Często prowadził z nim swoisty dialog, często żartobliwy, co podkreślało jego wyjątkową charyzmę. Wielu stawia sobie pytanie, czy Benedykt XVI poradzi sobie z pamięcią o Janie Pawle II, którego obecność jest podkreślana nawet przez duchownych, którzy mówią o “dwóch papieżach”. W czasie wizyty w Niemczech Benedykt XVI spotka się też z ewangelikami oraz przedstawicielami innych religii — muzułmanami i żydami.
Eksperci podkreślają, że pokaże to jak w przyszłości bedą budowane relacje zarówno wewnątrz chrześcijaństwa jak i poza nim. A co spodziewają się usłyszeć od papieża licznie zgromadzeni w Kolonii młodzi? Kościół katolicki jest przeciwny stosunkom przedmałżeńskim, antykoncepcji czy zwiazkom homoseksualnym. Młodzież nie zawsze żyje w zgodzie z nauką katolicką i duchowni dobrze o tym wiedzą. Nie oznacza to jednak, że młodzież katolicka spodziewa się usłyszeć o jakiś zmianach w nauce.
“Nie chcemy słuchać tylko tego co przyjemne. Wiara oznacza podążanie za pewnymi ideałami.” — mówi dwudziestojednoletni student z Frankfurtu Pascal Straszewski. “Nikt nie chce słyszeć kłamstw. Politycy kłamią cały czas. Jesteśmy tym zmęczeni” — dodaje Felicity Elvic, student dziennikarstwa z Australii. “Dlaczego Kościół miałby się zmieniać?” — pyta retorycznie Ibanez Monserrat, student z Meksyku — “Jego nauki są dla wszystkich ludzie”. Na pytania, czy żyją wzgodzie z naukami papieża młodzi odpowiadają w różny sposób. Wielu krzyczy “tak!”, inni udzielają skomplikowanych odpowiedzi lub w milczeniu odchodzą.

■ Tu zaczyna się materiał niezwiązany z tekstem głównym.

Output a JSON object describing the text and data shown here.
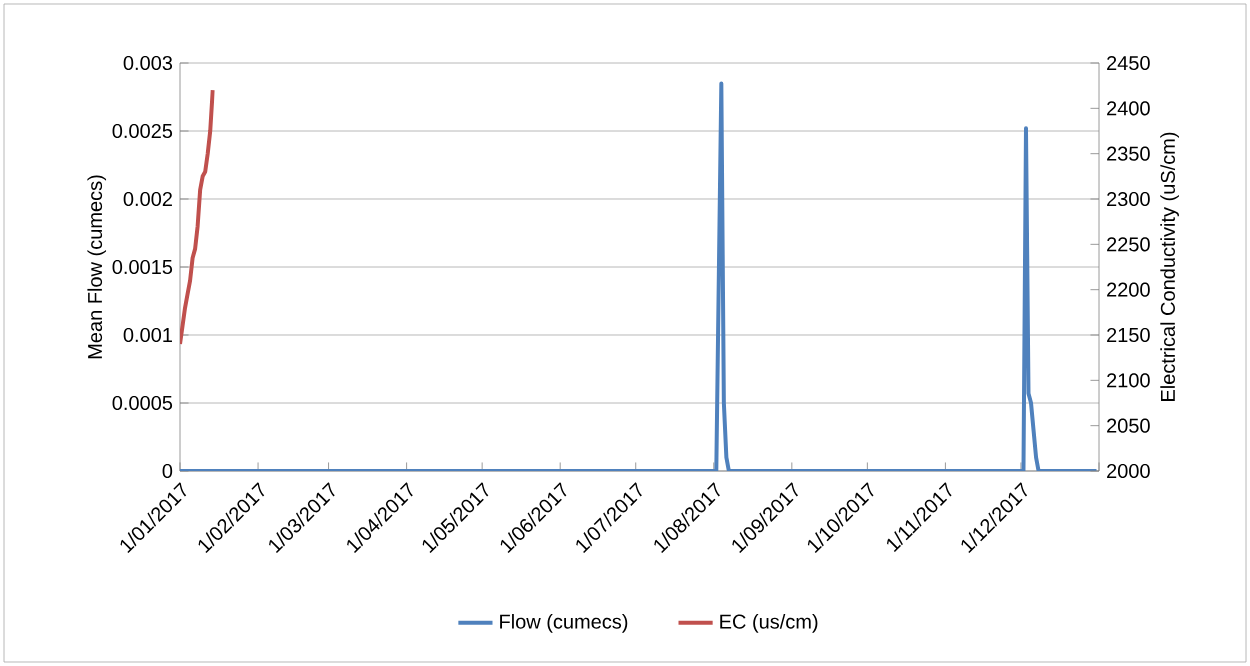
{
  "chart_data": {
    "type": "line",
    "xlabel": null,
    "ylabel": "Mean Flow (cumecs)",
    "y2label": "Electrical Conductivity (uS/cm)",
    "xlim": [
      "2017-01-01",
      "2018-01-01"
    ],
    "xticks": [
      {
        "value": "2017-01-01",
        "label": "1/01/2017"
      },
      {
        "value": "2017-02-01",
        "label": "1/02/2017"
      },
      {
        "value": "2017-03-01",
        "label": "1/03/2017"
      },
      {
        "value": "2017-04-01",
        "label": "1/04/2017"
      },
      {
        "value": "2017-05-01",
        "label": "1/05/2017"
      },
      {
        "value": "2017-06-01",
        "label": "1/06/2017"
      },
      {
        "value": "2017-07-01",
        "label": "1/07/2017"
      },
      {
        "value": "2017-08-01",
        "label": "1/08/2017"
      },
      {
        "value": "2017-09-01",
        "label": "1/09/2017"
      },
      {
        "value": "2017-10-01",
        "label": "1/10/2017"
      },
      {
        "value": "2017-11-01",
        "label": "1/11/2017"
      },
      {
        "value": "2017-12-01",
        "label": "1/12/2017"
      },
      {
        "value": "2018-01-01",
        "label": null
      }
    ],
    "ylim": [
      0,
      0.003
    ],
    "yticks": [
      0,
      0.0005,
      0.001,
      0.0015,
      0.002,
      0.0025,
      0.003
    ],
    "y2lim": [
      2000,
      2450
    ],
    "y2ticks": [
      2000,
      2050,
      2100,
      2150,
      2200,
      2250,
      2300,
      2350,
      2400,
      2450
    ],
    "grid": "y",
    "legend": "bottom",
    "line_style": "solid",
    "series": [
      {
        "name": "Flow (cumecs)",
        "color": "#4f81bd",
        "x": [
          "2017-01-01",
          "2017-08-02",
          "2017-08-04",
          "2017-08-05",
          "2017-08-06",
          "2017-08-07",
          "2017-12-02",
          "2017-12-03",
          "2017-12-04",
          "2017-12-05",
          "2017-12-06",
          "2017-12-07",
          "2017-12-08",
          "2017-12-31"
        ],
        "values": [
          0,
          0,
          0.00285,
          0.0005,
          0.0001,
          0,
          0,
          0.00252,
          0.00057,
          0.0005,
          0.0003,
          0.0001,
          0,
          0
        ]
      },
      {
        "name": "EC (us/cm)",
        "color": "#c0504d",
        "axis": "y2",
        "x": [
          "2017-01-01",
          "2017-01-02",
          "2017-01-03",
          "2017-01-04",
          "2017-01-05",
          "2017-01-06",
          "2017-01-07",
          "2017-01-08",
          "2017-01-09",
          "2017-01-10",
          "2017-01-11",
          "2017-01-12",
          "2017-01-13",
          "2017-01-14"
        ],
        "values": [
          2140,
          2160,
          2180,
          2195,
          2210,
          2235,
          2245,
          2270,
          2310,
          2325,
          2330,
          2350,
          2375,
          2420
        ]
      }
    ]
  }
}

Niemieccy kardynałowie otwarcie mówią o tym, że istnieje przepaść między nauką katolicką a życiem katolików. “Dziewczęta śmiejące się do papieża na placu Św. Piotra mają jednocześnie w torebkach środki antykoncepcyjne. Wiemy to od dawna” — powiedział Frankfurter Allgemeine Zeitnung kardynał Karl Lehmann, przewodniczący Konferencji Episkopatu Niemiec. Biskup Reinhard Marx w wywiadzie dla WDR powiedział “W ciągu ostatnich 2000 lat nie wszyscy trzymali się Dziesięciu Przykazań. Nawet papieże i biskupi! Któż może dotrzymać ich wszystkich?”.

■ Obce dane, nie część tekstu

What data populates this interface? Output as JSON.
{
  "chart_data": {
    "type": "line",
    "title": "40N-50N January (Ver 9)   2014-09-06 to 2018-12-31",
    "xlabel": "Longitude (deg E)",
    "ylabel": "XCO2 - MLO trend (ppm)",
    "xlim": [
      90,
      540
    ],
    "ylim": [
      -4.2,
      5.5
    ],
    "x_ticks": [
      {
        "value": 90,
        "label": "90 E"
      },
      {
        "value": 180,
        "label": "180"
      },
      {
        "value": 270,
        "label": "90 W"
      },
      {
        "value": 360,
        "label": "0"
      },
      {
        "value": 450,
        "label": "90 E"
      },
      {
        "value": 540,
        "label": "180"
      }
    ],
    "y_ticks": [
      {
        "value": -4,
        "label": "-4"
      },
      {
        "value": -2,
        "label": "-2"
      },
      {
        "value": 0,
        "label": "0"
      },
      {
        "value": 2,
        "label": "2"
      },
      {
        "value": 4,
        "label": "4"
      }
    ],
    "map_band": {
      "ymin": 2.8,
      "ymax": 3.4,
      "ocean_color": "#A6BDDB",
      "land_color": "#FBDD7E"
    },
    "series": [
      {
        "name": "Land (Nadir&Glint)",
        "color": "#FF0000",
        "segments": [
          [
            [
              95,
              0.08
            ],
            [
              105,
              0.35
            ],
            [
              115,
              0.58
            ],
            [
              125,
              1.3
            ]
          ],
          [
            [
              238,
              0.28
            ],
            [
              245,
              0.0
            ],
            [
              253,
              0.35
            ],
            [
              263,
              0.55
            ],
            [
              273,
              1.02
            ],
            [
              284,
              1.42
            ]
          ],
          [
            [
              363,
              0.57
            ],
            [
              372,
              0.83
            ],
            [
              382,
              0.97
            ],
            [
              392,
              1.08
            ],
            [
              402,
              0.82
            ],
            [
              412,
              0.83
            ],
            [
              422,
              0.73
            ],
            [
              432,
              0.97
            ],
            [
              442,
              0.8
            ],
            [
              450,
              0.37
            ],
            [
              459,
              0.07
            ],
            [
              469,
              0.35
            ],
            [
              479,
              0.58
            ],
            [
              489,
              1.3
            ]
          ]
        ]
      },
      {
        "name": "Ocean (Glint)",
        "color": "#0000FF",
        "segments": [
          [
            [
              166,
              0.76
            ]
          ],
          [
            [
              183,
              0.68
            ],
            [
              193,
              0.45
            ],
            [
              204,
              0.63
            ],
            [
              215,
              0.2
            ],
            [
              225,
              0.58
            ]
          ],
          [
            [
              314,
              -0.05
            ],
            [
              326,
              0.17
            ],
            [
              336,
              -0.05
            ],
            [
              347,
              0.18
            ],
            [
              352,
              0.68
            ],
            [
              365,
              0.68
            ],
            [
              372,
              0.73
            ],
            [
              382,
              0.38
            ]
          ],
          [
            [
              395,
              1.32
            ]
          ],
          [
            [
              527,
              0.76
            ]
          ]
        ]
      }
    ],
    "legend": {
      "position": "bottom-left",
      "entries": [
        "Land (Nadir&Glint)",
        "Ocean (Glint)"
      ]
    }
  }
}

Pielgrzymka do Niemiec będzie z pewnością jednym z najważniejszych sprawdzianów Benedykta XVI. Pokaże ona czy ma on dość siły, by równać się ze swym poprzednikiem, czy pozostanie w jego cieniu. Prawopodobnie będzie też można ocenić na ile szczere były zapowiedzi o “pontyfikacie ekumenizmu”.